Taki system mógłby przynieść kilka interesujących rezultatów. Możemy być zaskoczeni widząc dużo ludzi chodzących w niektórych miejscach, i zaskoczeni, że niewielu chodzi gdzie indziej. Jakie są cechy, które niespodziewanie przyciągają ludzi na nogi? Może miejsce, o którym myślimy, że nie jest przystosowane do chodzenia, w rzeczywistości jest przystosowane do chodzenia, a projektanci mogliby się czegoś ważnego nauczyć.
Dzięki smartfonom, dane te są dostępne. Jednak jedno pytanie dotyczy tego, kto jest właścicielem tych danych. Czy właściciele tych danych udostępniliby je w publicznym celu poprawienia wskaźników walkibility? Nie znam odpowiedzi, ale nie uważam tego za problem nie do pokonania, zważywszy, że dane te są już wykorzystywane dla ruchu samochodowego na drogach publicznych.
Nasze dzisiejsze indeksy walkibility mierzą jedynie wskaźniki walkibility, a takie wskaźniki są często błędne. Komputery nie chodzą i nie są w stanie rozpoznać miejsc, w których można spacerować. Komputery nie dbają o to, że sumowanie wskaźników daje złe wyniki. Badacze mogą być lub nie być świadomi wad NWI i Walk Score, ale dla nich prostsze jest korzystanie z danych, które są dostępne i udawanie, że problemy nie istnieją.

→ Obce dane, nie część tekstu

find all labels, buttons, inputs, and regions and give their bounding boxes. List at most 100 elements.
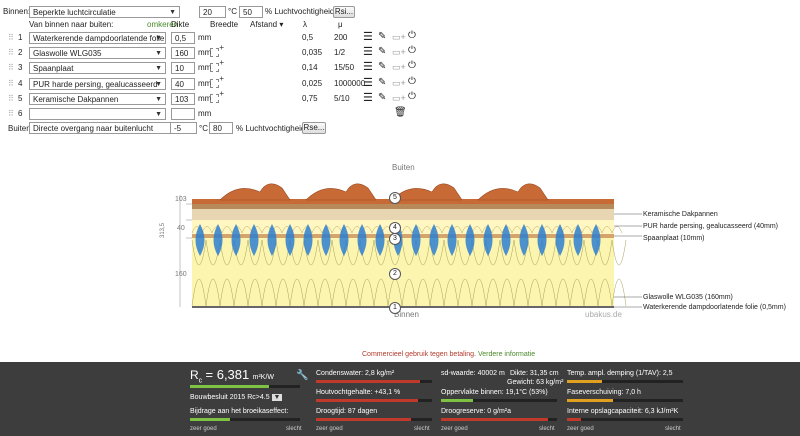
water-droplet <box>537 224 547 256</box>
inside-label: Binnen: <box>3 7 31 16</box>
layer-thickness-input[interactable] <box>171 108 195 120</box>
layer-mu: 15/50 <box>334 63 355 72</box>
heat-capacity-label: Interne opslagcapaciteit: 6,3 kJ/m²K <box>567 408 679 415</box>
layer-thickness-input[interactable]: 160 <box>171 47 195 59</box>
water-droplet <box>249 224 259 256</box>
layer-number: 5 <box>18 94 23 103</box>
drag-handle-icon[interactable]: ⠿ <box>8 63 14 72</box>
chevron-down-icon: ▼ <box>155 50 162 57</box>
roof-space <box>192 209 614 220</box>
dim-103: 103 <box>175 196 187 203</box>
insert-layer-icon[interactable]: ▭+ <box>392 78 406 88</box>
wrench-icon[interactable]: 🔧 <box>296 370 309 381</box>
water-droplet <box>483 224 493 256</box>
layer-material-select[interactable]: Glaswolle WLG035 ▼ <box>29 47 166 59</box>
caret-down-icon: ▾ <box>279 20 284 29</box>
water-droplet <box>465 224 475 256</box>
add-inhomogeneous-icon[interactable] <box>210 89 224 103</box>
drag-handle-icon[interactable]: ⠿ <box>8 94 14 103</box>
outside-humidity-unit: % Luchtvochtigheid <box>236 124 306 133</box>
water-droplet <box>357 224 367 256</box>
pur-cell <box>581 226 593 234</box>
add-inhomogeneous-icon[interactable] <box>210 43 224 57</box>
power-toggle-icon[interactable]: ⏻ <box>408 60 416 71</box>
drying-time-bar <box>316 418 432 421</box>
drag-handle-icon[interactable]: ⠿ <box>8 33 14 42</box>
building-code[interactable]: Bouwbesluit 2015 Rc>4.5 ▼ <box>190 393 283 402</box>
power-toggle-icon[interactable]: ⏻ <box>408 45 416 56</box>
outside-condition-value: Directe overgang naar buitenlucht <box>33 124 154 133</box>
edit-pencil-icon[interactable]: ✎ <box>378 46 387 57</box>
add-inhomogeneous-icon[interactable] <box>210 74 224 88</box>
insert-layer-icon[interactable]: ▭+ <box>392 93 406 103</box>
drag-handle-icon[interactable]: ⠿ <box>8 79 14 88</box>
lambda-header: λ <box>303 20 307 29</box>
distance-header[interactable]: Afstand ▾ <box>250 20 283 30</box>
pur-cell <box>311 226 323 234</box>
outside-condition-select[interactable]: Directe overgang naar buitenlucht▼ <box>29 122 180 134</box>
tile-ridge <box>391 183 463 201</box>
water-droplet <box>501 224 511 256</box>
thickness-result: Dikte: 31,35 cm <box>510 370 559 377</box>
surface-temp-label: Oppervlakte binnen: 19,1°C (53%) <box>441 389 548 396</box>
inside-temperature-input[interactable]: 20 <box>199 6 226 18</box>
reverse-link[interactable]: omkeren <box>147 20 179 29</box>
edit-pencil-icon[interactable]: ✎ <box>378 61 387 72</box>
edit-pencil-icon[interactable]: ✎ <box>378 92 387 103</box>
layer-material-select[interactable]: Spaanplaat ▼ <box>29 62 166 74</box>
insert-layer-icon[interactable]: ▭+ <box>392 32 406 42</box>
outside-temperature-input[interactable]: -5 <box>170 122 197 134</box>
sd-value-label: sd-waarde: 40002 m <box>441 370 505 377</box>
layer-number: 2 <box>18 48 23 57</box>
insert-layer-icon[interactable]: ▭+ <box>392 62 406 72</box>
edit-pencil-icon[interactable]: ✎ <box>378 31 387 42</box>
layer-lambda: 0,035 <box>302 48 323 57</box>
rc-unit: m²K/W <box>252 374 274 381</box>
inside-condition-select[interactable]: Beperkte luchtcirculatie ▼ <box>29 6 180 18</box>
insert-layer-icon[interactable]: ▭+ <box>392 47 406 57</box>
drying-scale-bad: slecht <box>414 426 430 432</box>
batten-layer <box>192 204 614 209</box>
menu-icon[interactable]: ☰ <box>363 61 373 73</box>
edit-pencil-icon[interactable]: ✎ <box>378 77 387 88</box>
menu-icon[interactable]: ☰ <box>363 77 373 89</box>
drag-handle-icon[interactable]: ⠿ <box>8 109 14 118</box>
rse-button[interactable]: Rse... <box>302 122 326 134</box>
layer-material-value: Waterkerende dampdoorlatende folie <box>33 34 165 43</box>
water-droplet <box>591 224 601 256</box>
legend-item: Keramische Dakpannen <box>643 211 718 218</box>
layer-material-select[interactable]: Waterkerende dampdoorlatende folie ▼ <box>29 32 166 44</box>
menu-icon[interactable]: ☰ <box>363 31 373 43</box>
power-toggle-icon[interactable]: ⏻ <box>408 76 416 87</box>
power-toggle-icon[interactable]: ⏻ <box>408 91 416 102</box>
water-droplet <box>339 224 349 256</box>
layer-thickness-input[interactable]: 10 <box>171 62 195 74</box>
layer-material-select[interactable]: ▼ <box>29 108 166 120</box>
power-toggle-icon[interactable]: ⏻ <box>408 30 416 41</box>
layer-thickness-unit: mm <box>198 109 212 118</box>
chipboard-layer <box>192 234 614 238</box>
more-info-link[interactable]: Verdere informatie <box>477 351 536 358</box>
surface-temp-bar <box>441 399 557 402</box>
menu-icon[interactable]: ☰ <box>363 92 373 104</box>
drag-handle-icon[interactable]: ⠿ <box>8 48 14 57</box>
layer-material-select[interactable]: Keramische Dakpannen ▼ <box>29 93 166 105</box>
layer-material-select[interactable]: PUR harde persing, gealucasseerd ▼ <box>29 78 166 90</box>
layer-marker: 3 <box>389 233 401 245</box>
layer-thickness-input[interactable]: 103 <box>171 93 195 105</box>
outside-label: Buiten: <box>8 124 33 133</box>
menu-icon[interactable]: ☰ <box>363 46 373 58</box>
trash-icon[interactable]: 🗑 <box>394 107 407 118</box>
layer-thickness-input[interactable]: 40 <box>171 78 195 90</box>
layer-thickness-input[interactable]: 0,5 <box>171 32 195 44</box>
inside-humidity-input[interactable]: 50 <box>239 6 263 18</box>
layer-thickness-unit: mm <box>198 79 212 88</box>
inside-humidity-unit: % Luchtvochtigheid <box>265 7 335 16</box>
from-inside-header: Van binnen naar buiten: <box>29 20 114 29</box>
add-inhomogeneous-icon[interactable] <box>210 58 224 72</box>
rsi-button[interactable]: Rsi... <box>333 6 355 18</box>
outside-humidity-input[interactable]: 80 <box>209 122 233 134</box>
commercial-notice: Commercieel gebruik tegen betaling. Verd… <box>362 350 535 360</box>
layer-thickness-unit: mm <box>198 63 212 72</box>
pur-cell <box>401 226 413 234</box>
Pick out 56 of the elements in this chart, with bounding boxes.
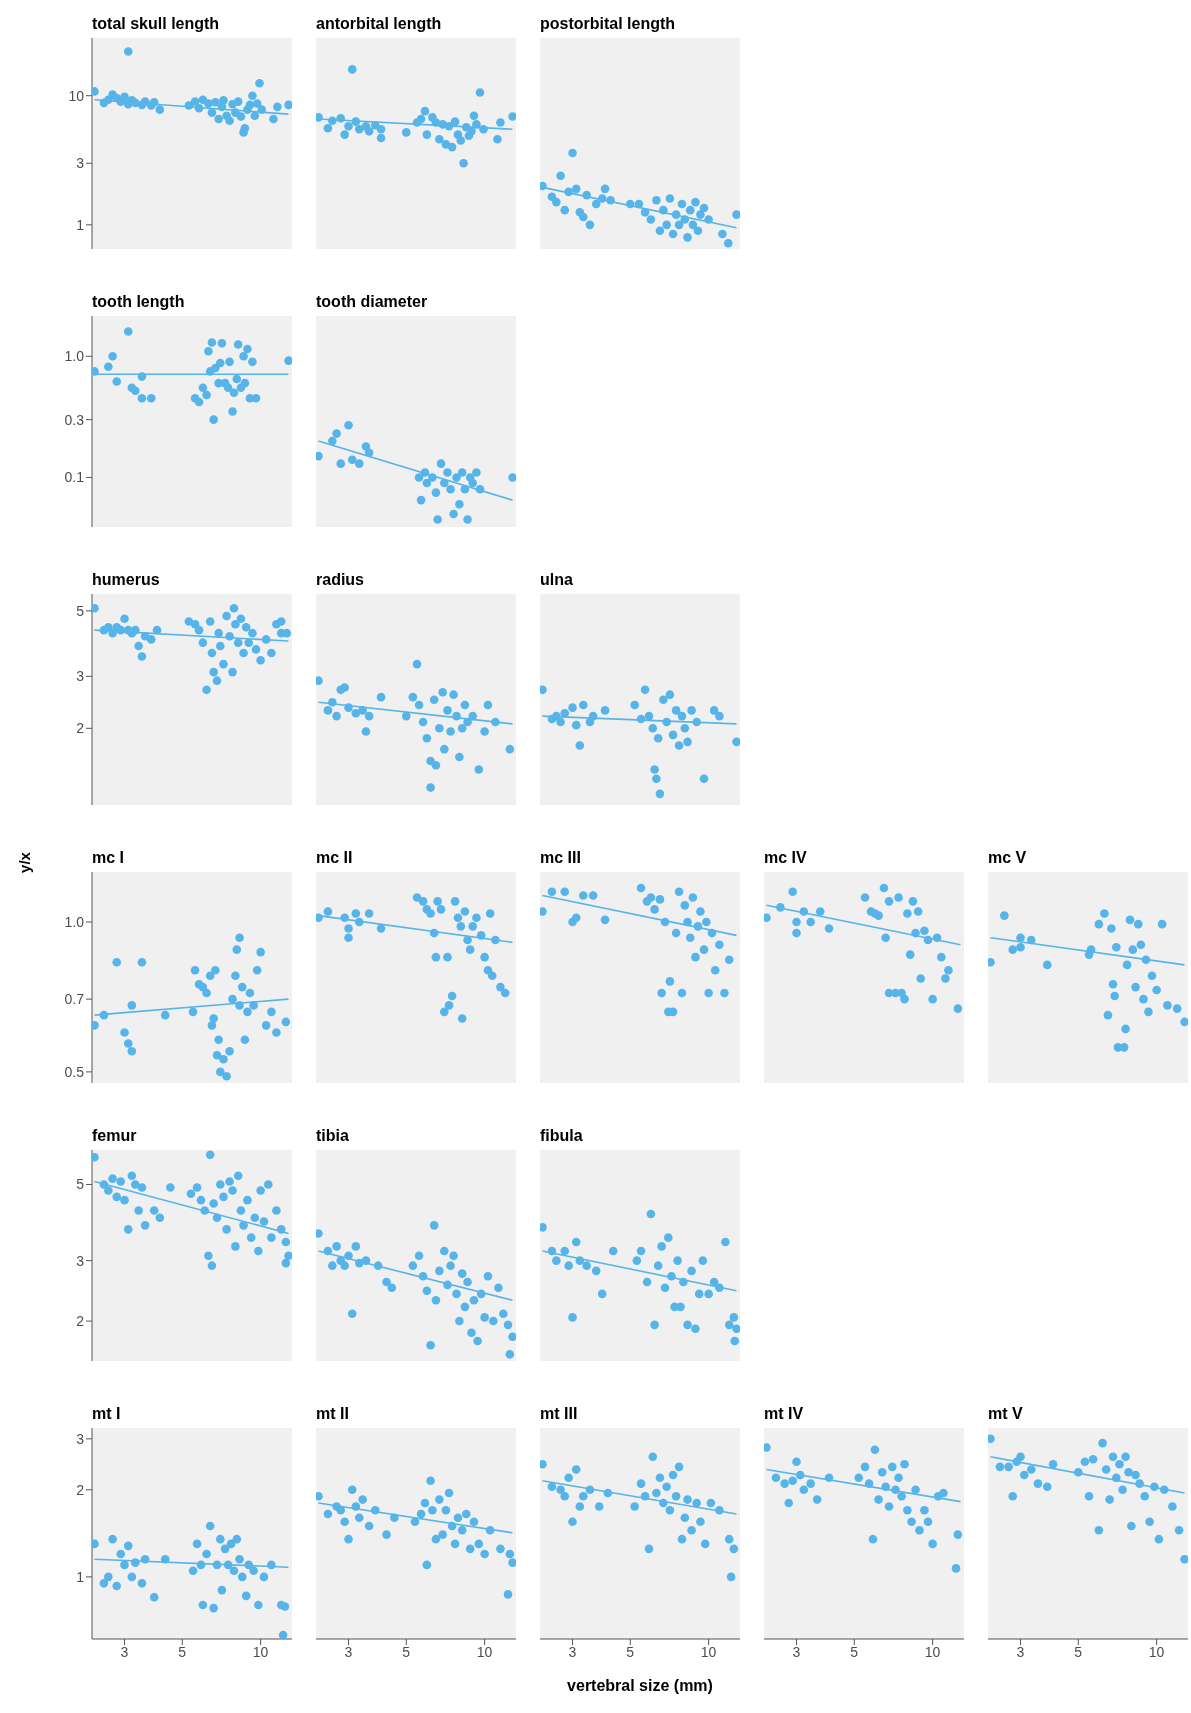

Nie ma wątpliwości, że wymyślenie lepszego indeksu Walkbility, takiego jak proponuję, byłoby trudne – stwarzałoby problemy techniczne, które trzeba by rozwiązać. Jestem przekonany, że problemy te mogłyby zostać rozwiązane i że projekt byłby wart wysiłku. Do tego czasu sceptycyzm jest uzasadniony w ocenie wszelkich badań wykorzystujących NWI lub Walk Score. W przypadku zastosowań niebadawczych potrzebny jest ludzki osąd i niech kupujący się strzeże. Inwestycja w rzekomo „chodliwe” miejsce może nie przynieść pożądanych rezultatów ekonomicznych i odwrotnie.